Yes, Delta Lake is open source and can be used in many different data compute products which are listed below. However, Databricks has built in special optimisations just for Databricks and a robust user interface to manage the Lakehouse. So, it is likely running Delta Lake will be slower and could be harder to maintain elsewhere. 


  Example the Databricks user interface for datasets showing the schema and a sample of the dataset. 

Also note that Databricks is a general compute engine rather than a database or programming interface: it can run SQL, Pandas, Ray, Spark, most of the popular data science libraries, do graph analytics, geospatial, IoT, near-real time streaming and import almost any Python, Java, R or Scala library. Databricks’ main benefit to us is its extreme versatility, potentially reducing costs by not having to maintain separate business intelligence and data science data processing applications.    
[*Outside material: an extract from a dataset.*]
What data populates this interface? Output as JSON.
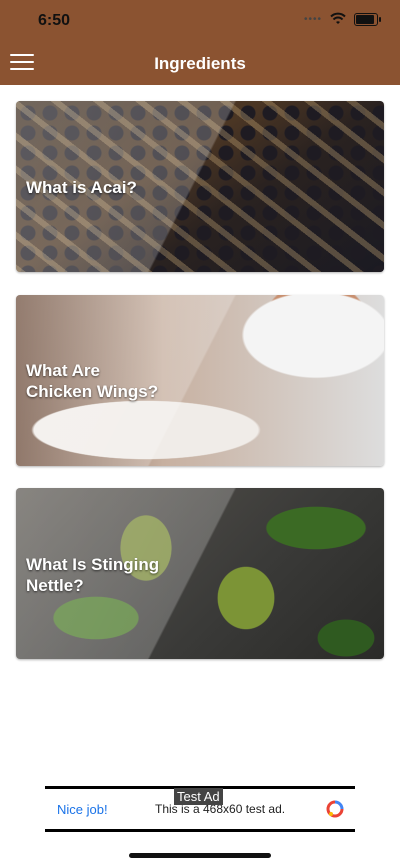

Also, Databricks is in strong position to customise Large Learning Models (LLMs) like ChatGPT, with its general compute and strong MLflow integration, so you can pick the best open-source AI models and tune it with your organisational data in a highly efficient way using MLOps 

However, if you’re already using one of the Lakehouse alternatives listed below, it may not be worth adding Databricks to your Data Platform. 

The alternatives to Databricks Lakehouse are:  


Some may say Pandas or DuckDB can be a Data Lakehouse, though from our research in May 2023 they cannot do transactions or merges on a Data Lake file (Delta Lake, Iceberg, etc.) so have been excluded from the above – they still have their own use cases though.  


In short, like with other data products and architectures, the answer is it depends on the makeup of your data team, security, the size and structure of your data, and how the data is used among many other factors.  

If you are consuming a lot of data in your data platform, struggling to manage both a Data Lake and Data Warehouse at the same time, or trying to figure out how to use advanced analytics like Machine Learning with your data, Data Lakehouse is in our opinion a convincing proposition.   

We also find ourselves recommending Databricks more often than the alternatives as it offers the most complete Lakehouse solution, though competitors are quickly catching up and offering a near as good as experience as Databricks, so the choice isn’t as easy to make as it was in 2021 when we first wrote this article.